The Games’ projected $50bn price tag looks even more of a gamble now that Russia’s economy has taken a turn for the worse in the past few months.
When Putin almost single-handedly won Russia the right to host the Games in 2007, the economy of the world’s largest country’s was in overdrive, powered by high oil prices, after registering annual growth of over six percent in each of the previous four years.
But that was before the 2008-09 global financial crisis, and the political and economic stagnation that has discouraged foreign investment in Russia during Putin’s third term as president. Growth is expected to be only about two percent this year and Russian banks are starting to look badly exposed.
Putin sees the Sochi Games, which last until February 23, as a chance to give the resort a makeover and revive big infrastructure projects. Sochi has long resembled a huge construction site, but now boasts hotels providing 40,000 new rooms, state-of-the-art stadiums and a new road and railway line to the ski resort of Krasnaya Polyana that cost about $8bn.
Putin said allegations of corruption were “nothing but talk”, underlining that half of the budget came from private funds and half from state coffers.
About 6,000 athletes, coaches and officials from around 90 countries will take part in events ranging from Alpine skiing to ice hockey and snowboarding.
The biggest potential threat to the Games is a militant attack on Sochi, which lies on the western edge of the mainly Muslim North Caucasus, scene of an insurgency aiming to create an Islamist state.
Islamist leader Doku Umarov has urged followers to prevent the Games going ahead.
Putin has put about 37,000 personnel on combat alert in Sochi and drones and warships are being deployed. Security is also high nationwide.
Another potential party-spoiler could be demonstrations over a law banning the spread of “homosexual propaganda” among minors.
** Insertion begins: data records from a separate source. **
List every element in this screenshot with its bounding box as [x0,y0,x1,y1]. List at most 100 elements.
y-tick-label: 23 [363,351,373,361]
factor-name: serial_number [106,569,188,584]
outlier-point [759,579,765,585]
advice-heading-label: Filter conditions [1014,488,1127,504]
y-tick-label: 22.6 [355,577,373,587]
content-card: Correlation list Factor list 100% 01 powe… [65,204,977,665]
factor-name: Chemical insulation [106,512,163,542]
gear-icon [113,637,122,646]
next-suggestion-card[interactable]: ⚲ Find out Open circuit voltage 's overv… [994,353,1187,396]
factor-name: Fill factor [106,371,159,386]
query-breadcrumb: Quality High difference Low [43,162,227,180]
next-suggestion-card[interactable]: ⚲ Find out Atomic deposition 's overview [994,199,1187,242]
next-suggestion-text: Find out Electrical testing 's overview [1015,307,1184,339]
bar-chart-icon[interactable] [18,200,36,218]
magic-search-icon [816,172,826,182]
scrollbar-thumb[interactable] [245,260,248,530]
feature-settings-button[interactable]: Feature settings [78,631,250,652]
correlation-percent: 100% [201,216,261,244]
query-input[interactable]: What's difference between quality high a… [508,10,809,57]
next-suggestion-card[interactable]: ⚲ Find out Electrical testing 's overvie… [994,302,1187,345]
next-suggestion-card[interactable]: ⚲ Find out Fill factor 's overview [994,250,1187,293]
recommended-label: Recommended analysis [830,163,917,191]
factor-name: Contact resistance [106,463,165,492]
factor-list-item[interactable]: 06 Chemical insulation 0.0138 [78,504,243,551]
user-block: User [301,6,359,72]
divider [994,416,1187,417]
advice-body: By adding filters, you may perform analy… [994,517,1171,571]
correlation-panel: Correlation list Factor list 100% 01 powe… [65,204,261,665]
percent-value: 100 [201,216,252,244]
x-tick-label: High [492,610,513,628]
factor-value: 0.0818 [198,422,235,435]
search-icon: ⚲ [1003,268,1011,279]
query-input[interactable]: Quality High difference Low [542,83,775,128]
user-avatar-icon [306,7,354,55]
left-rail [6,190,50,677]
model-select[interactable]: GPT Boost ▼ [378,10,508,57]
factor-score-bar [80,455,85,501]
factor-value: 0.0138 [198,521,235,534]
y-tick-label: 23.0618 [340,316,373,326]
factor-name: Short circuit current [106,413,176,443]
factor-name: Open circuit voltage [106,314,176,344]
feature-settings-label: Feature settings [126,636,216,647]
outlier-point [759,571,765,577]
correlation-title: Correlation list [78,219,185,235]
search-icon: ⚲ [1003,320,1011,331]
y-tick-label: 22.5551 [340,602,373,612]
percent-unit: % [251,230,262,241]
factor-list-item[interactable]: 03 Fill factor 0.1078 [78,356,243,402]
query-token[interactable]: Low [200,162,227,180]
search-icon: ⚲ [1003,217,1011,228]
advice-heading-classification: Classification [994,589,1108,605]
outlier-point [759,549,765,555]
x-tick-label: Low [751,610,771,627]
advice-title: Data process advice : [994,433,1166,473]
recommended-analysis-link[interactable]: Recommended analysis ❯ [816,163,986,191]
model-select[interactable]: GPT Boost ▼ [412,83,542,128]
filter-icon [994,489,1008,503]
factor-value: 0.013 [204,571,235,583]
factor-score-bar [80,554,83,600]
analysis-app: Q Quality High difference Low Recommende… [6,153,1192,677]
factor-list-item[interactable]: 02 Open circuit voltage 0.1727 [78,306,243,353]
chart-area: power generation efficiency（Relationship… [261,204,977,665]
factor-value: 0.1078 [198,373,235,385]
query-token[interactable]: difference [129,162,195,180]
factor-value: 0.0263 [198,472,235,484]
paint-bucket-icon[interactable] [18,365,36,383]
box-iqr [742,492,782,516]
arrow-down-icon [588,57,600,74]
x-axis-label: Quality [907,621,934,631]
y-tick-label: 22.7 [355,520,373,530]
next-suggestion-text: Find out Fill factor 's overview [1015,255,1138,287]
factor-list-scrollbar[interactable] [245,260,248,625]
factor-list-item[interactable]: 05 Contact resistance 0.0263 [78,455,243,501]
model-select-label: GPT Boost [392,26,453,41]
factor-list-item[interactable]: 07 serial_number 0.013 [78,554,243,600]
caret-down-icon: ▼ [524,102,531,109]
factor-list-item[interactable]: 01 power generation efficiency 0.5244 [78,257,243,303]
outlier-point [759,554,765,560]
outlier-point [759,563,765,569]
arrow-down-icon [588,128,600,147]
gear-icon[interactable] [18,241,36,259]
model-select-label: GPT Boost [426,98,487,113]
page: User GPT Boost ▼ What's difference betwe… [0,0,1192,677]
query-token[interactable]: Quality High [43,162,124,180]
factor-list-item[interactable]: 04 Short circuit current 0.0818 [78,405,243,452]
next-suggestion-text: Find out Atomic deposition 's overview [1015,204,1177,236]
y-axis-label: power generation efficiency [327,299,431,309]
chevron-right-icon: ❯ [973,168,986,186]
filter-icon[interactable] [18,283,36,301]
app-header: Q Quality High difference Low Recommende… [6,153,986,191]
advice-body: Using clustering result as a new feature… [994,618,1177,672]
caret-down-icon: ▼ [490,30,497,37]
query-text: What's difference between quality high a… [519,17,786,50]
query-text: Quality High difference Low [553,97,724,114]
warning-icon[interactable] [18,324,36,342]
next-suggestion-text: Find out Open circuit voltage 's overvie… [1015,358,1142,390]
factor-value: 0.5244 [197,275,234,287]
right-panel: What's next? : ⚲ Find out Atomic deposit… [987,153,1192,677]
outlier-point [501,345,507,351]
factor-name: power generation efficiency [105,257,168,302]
Putin is hoping the spotlight finally turns on the positive once the Games begin, and will do all he can to ensure it is a personal and national triumph, even though he denies having personal ambitions with respect to the Games. “As you know, there is a strong connection between the Olympic Games, progress in sport and the successful development of a nation overall,” he said. “I hope it will happen.”